3. Kabupaten Indragiri Hulu

4. Dan Kota Madya Pekanbaru

Kepala Dinas Kesehatan Kabupaten Kampar, dr. Asmara Fitrah Abadi, MM, menegaskan bahwa pencapaian ini adalah buah dari kolaborasi masif di lini lapangan. Namun, beliau menekankan bahwa esensi dari penghargaan ini jauh melampaui statistik di atas kertas.

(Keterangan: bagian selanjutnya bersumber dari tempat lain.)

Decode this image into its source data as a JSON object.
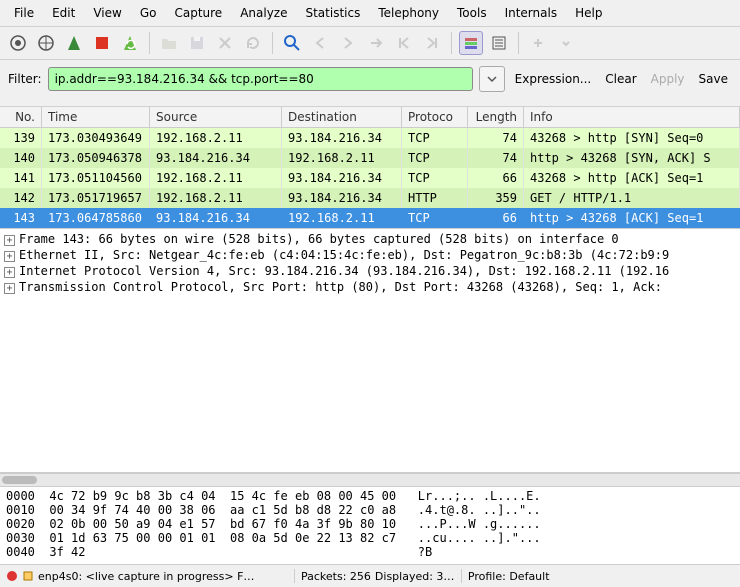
{
  "menu": [
    "File",
    "Edit",
    "View",
    "Go",
    "Capture",
    "Analyze",
    "Statistics",
    "Telephony",
    "Tools",
    "Internals",
    "Help"
  ],
  "filter": {
    "label": "Filter:",
    "value": "ip.addr==93.184.216.34 && tcp.port==80",
    "expression": "Expression...",
    "clear": "Clear",
    "apply": "Apply",
    "save": "Save"
  },
  "columns": {
    "no": "No.",
    "time": "Time",
    "src": "Source",
    "dst": "Destination",
    "proto": "Protoco",
    "len": "Length",
    "info": "Info"
  },
  "packets": [
    {
      "no": "139",
      "time": "173.030493649",
      "src": "192.168.2.11",
      "dst": "93.184.216.34",
      "proto": "TCP",
      "len": "74",
      "info": "43268 > http [SYN]  Seq=0",
      "cls": "g1"
    },
    {
      "no": "140",
      "time": "173.050946378",
      "src": "93.184.216.34",
      "dst": "192.168.2.11",
      "proto": "TCP",
      "len": "74",
      "info": "http > 43268 [SYN, ACK]  S",
      "cls": "g2"
    },
    {
      "no": "141",
      "time": "173.051104560",
      "src": "192.168.2.11",
      "dst": "93.184.216.34",
      "proto": "TCP",
      "len": "66",
      "info": "43268 > http [ACK]  Seq=1",
      "cls": "g1"
    },
    {
      "no": "142",
      "time": "173.051719657",
      "src": "192.168.2.11",
      "dst": "93.184.216.34",
      "proto": "HTTP",
      "len": "359",
      "info": "GET / HTTP/1.1",
      "cls": "g2"
    },
    {
      "no": "143",
      "time": "173.064785860",
      "src": "93.184.216.34",
      "dst": "192.168.2.11",
      "proto": "TCP",
      "len": "66",
      "info": "http > 43268 [ACK]  Seq=1",
      "cls": "sel"
    }
  ],
  "details": [
    "Frame 143: 66 bytes on wire (528 bits), 66 bytes captured (528 bits) on interface 0",
    "Ethernet II, Src: Netgear_4c:fe:eb (c4:04:15:4c:fe:eb), Dst: Pegatron_9c:b8:3b (4c:72:b9:9",
    "Internet Protocol Version 4, Src: 93.184.216.34 (93.184.216.34), Dst: 192.168.2.11 (192.16",
    "Transmission Control Protocol, Src Port: http (80), Dst Port: 43268 (43268), Seq: 1, Ack:"
  ],
  "hex": [
    {
      "off": "0000",
      "b": "4c 72 b9 9c b8 3b c4 04  15 4c fe eb 08 00 45 00",
      "a": "Lr...;.. .L....E."
    },
    {
      "off": "0010",
      "b": "00 34 9f 74 40 00 38 06  aa c1 5d b8 d8 22 c0 a8",
      "a": ".4.t@.8. ..]..\".."
    },
    {
      "off": "0020",
      "b": "02 0b 00 50 a9 04 e1 57  bd 67 f0 4a 3f 9b 80 10",
      "a": "...P...W .g......"
    },
    {
      "off": "0030",
      "b": "01 1d 63 75 00 00 01 01  08 0a 5d 0e 22 13 82 c7",
      "a": "..cu.... ..].\"..."
    },
    {
      "off": "0040",
      "b": "3f 42",
      "a": "?B"
    }
  ],
  "status": {
    "iface": "enp4s0: <live capture in progress> F…",
    "packets": "Packets: 256",
    "displayed": "Displayed: 3…",
    "profile": "Profile: Default"
  }
}
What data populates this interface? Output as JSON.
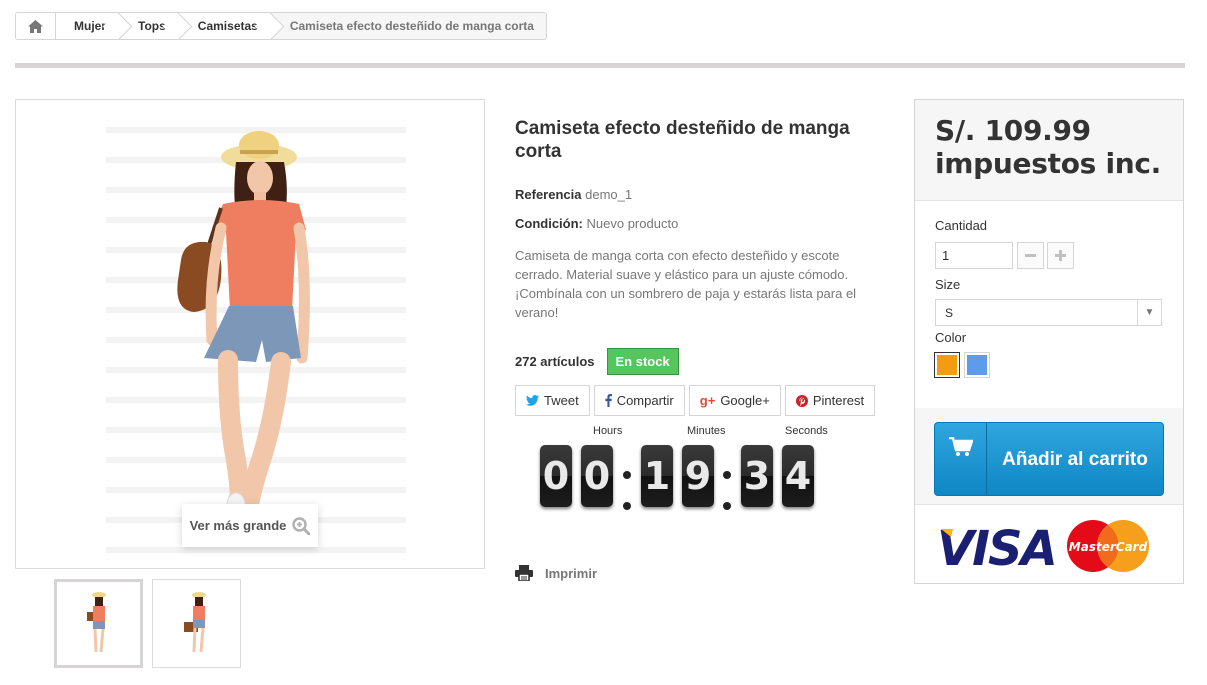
{
  "breadcrumb": {
    "home_icon": "home-icon",
    "items": [
      "Mujer",
      "Tops",
      "Camisetas"
    ],
    "current": "Camiseta efecto desteñido de manga corta"
  },
  "gallery": {
    "zoom_label": "Ver más grande",
    "zoom_icon": "zoom-in-icon",
    "thumbnails": 2,
    "active_thumbnail": 1
  },
  "product": {
    "title": "Camiseta efecto desteñido de manga corta",
    "reference_label": "Referencia",
    "reference_value": "demo_1",
    "condition_label": "Condición:",
    "condition_value": "Nuevo producto",
    "description": "Camiseta de manga corta con efecto desteñido y escote cerrado. Material suave y elástico para un ajuste cómodo. ¡Combínala con un sombrero de paja y estarás lista para el verano!",
    "quantity_text": "272 artículos",
    "stock_badge": "En stock",
    "stock_color": "#55c65e"
  },
  "social": [
    {
      "label": "Tweet",
      "icon": "twitter-icon",
      "color": "#1da1f2"
    },
    {
      "label": "Compartir",
      "icon": "facebook-icon",
      "color": "#3b5998"
    },
    {
      "label": "Google+",
      "icon": "google-plus-icon",
      "color": "#dd4b39"
    },
    {
      "label": "Pinterest",
      "icon": "pinterest-icon",
      "color": "#cb2027"
    }
  ],
  "countdown": {
    "hours_label": "Hours",
    "minutes_label": "Minutes",
    "seconds_label": "Seconds",
    "digits": [
      "0",
      "0",
      "1",
      "9",
      "3",
      "4"
    ]
  },
  "print_label": "Imprimir",
  "buy": {
    "price": "S/. 109.99",
    "tax_note": "impuestos inc.",
    "quantity_label": "Cantidad",
    "quantity_value": "1",
    "size_label": "Size",
    "size_value": "S",
    "color_label": "Color",
    "colors": [
      "#f39c11",
      "#5d9cec"
    ],
    "add_to_cart": "Añadir al carrito",
    "cart_color": "#2fa6df",
    "cards": [
      "VISA",
      "MasterCard"
    ]
  }
}
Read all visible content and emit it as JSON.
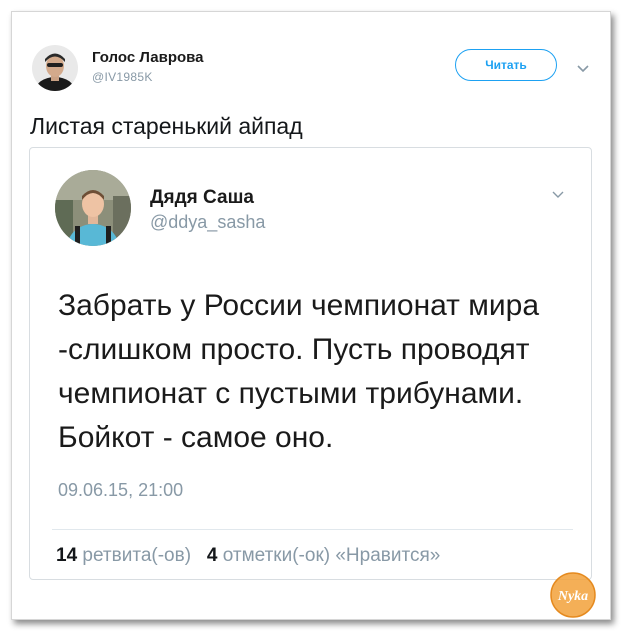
{
  "outer_tweet": {
    "author_name": "Голос Лаврова",
    "author_handle": "@IV1985K",
    "follow_label": "Читать",
    "text": "Листая старенький айпад"
  },
  "quoted_tweet": {
    "author_name": "Дядя Саша",
    "author_handle": "@ddya_sasha",
    "body_lines": [
      "Забрать у России чемпионат мира",
      "-слишком просто. Пусть проводят",
      "чемпионат с пустыми трибунами.",
      "Бойкот - самое оно."
    ],
    "timestamp": "09.06.15, 21:00",
    "retweet_count": "14",
    "retweet_label": "ретвита(-ов)",
    "like_count": "4",
    "like_label": "отметки(-ок) «Нравится»"
  },
  "watermark": {
    "text": "Nyka",
    "color": "#f2a13a"
  },
  "colors": {
    "accent": "#1da1f2",
    "secondary_text": "#8899a6",
    "primary_text": "#14171a"
  }
}
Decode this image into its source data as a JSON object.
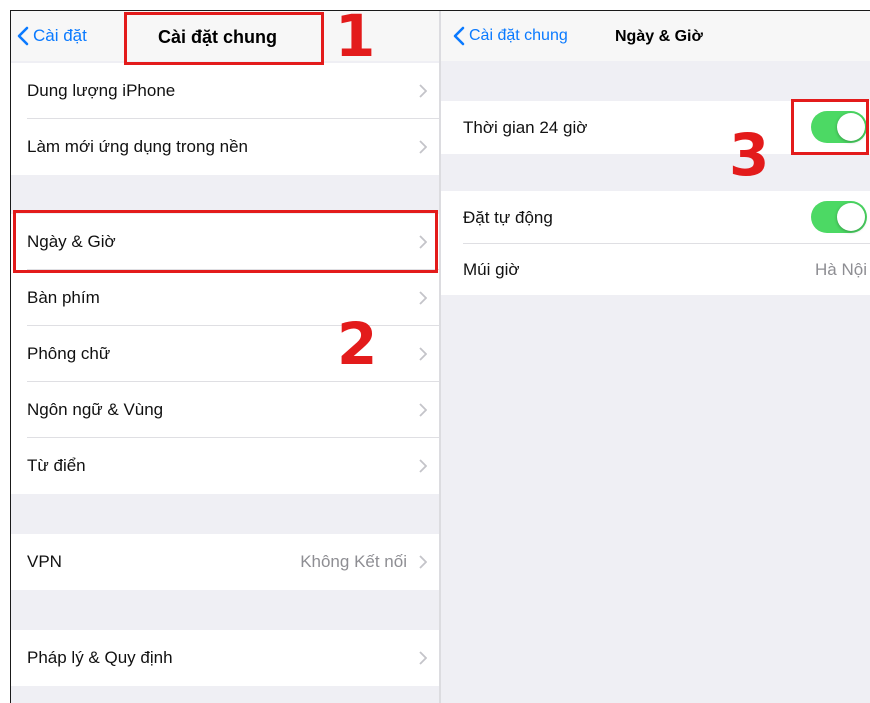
{
  "left_panel": {
    "back_label": "Cài đặt",
    "title": "Cài đặt chung",
    "rows": [
      {
        "label": "Dung lượng iPhone",
        "value": ""
      },
      {
        "label": "Làm mới ứng dụng trong nền",
        "value": ""
      },
      {
        "label": "Ngày & Giờ",
        "value": ""
      },
      {
        "label": "Bàn phím",
        "value": ""
      },
      {
        "label": "Phông chữ",
        "value": ""
      },
      {
        "label": "Ngôn ngữ & Vùng",
        "value": ""
      },
      {
        "label": "Từ điển",
        "value": ""
      },
      {
        "label": "VPN",
        "value": "Không Kết nối"
      },
      {
        "label": "Pháp lý & Quy định",
        "value": ""
      }
    ]
  },
  "right_panel": {
    "back_label": "Cài đặt chung",
    "title": "Ngày & Giờ",
    "rows": [
      {
        "label": "Thời gian 24 giờ",
        "toggle_on": true
      },
      {
        "label": "Đặt tự động",
        "toggle_on": true
      },
      {
        "label": "Múi giờ",
        "value": "Hà Nội"
      }
    ]
  },
  "annotations": {
    "step1": "1",
    "step2": "2",
    "step3": "3",
    "color": "#e31b1b"
  },
  "colors": {
    "accent": "#0a7aff",
    "toggle_on": "#4cd964",
    "background": "#efeff4"
  }
}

"Capaian imunisasi ini bukan sekadar mengejar angka, melainkan bukti nyata komitmen kita melindungi anak bangsa. Setiap tetes vaksin yang diberikan adalah investasi masa depan. Dengan  menganut prinsip No Child Left Behind — tidak boleh ada satu pun anak Kampar yang terlewatkan untuk imunisasi" tegas dr. Asmara.

Dampak Positif bagi Masyarakat Kampar

Keberhasilan Kampar dalam mempertahankan cakupan imunisasi yang tinggi dan merata membawa dampak langsung yang signifikan bagi kualitas hidup masyarakat Kampar, di antaranya:

Terbentuknya Herd Immunity (Kekebalan Komunal): Dengan cakupan imunisasi yang tinggi, risiko terjadinya Kejadian Luar Biasa (KLB) atau wabah penyakit menular seperti campak, rubela, dan polio dapat ditekan dan terkendali secara drastis.

Penurunan Angka Kematian Bayi & Balita: Melalui pemberian antigen baru seperti PCV-2 dan ROTA-3, masyarakat kini memiliki perlindungan ekstra terhadap dua pembunuh utama balita: radang paru (pneumonia) dan diare berat.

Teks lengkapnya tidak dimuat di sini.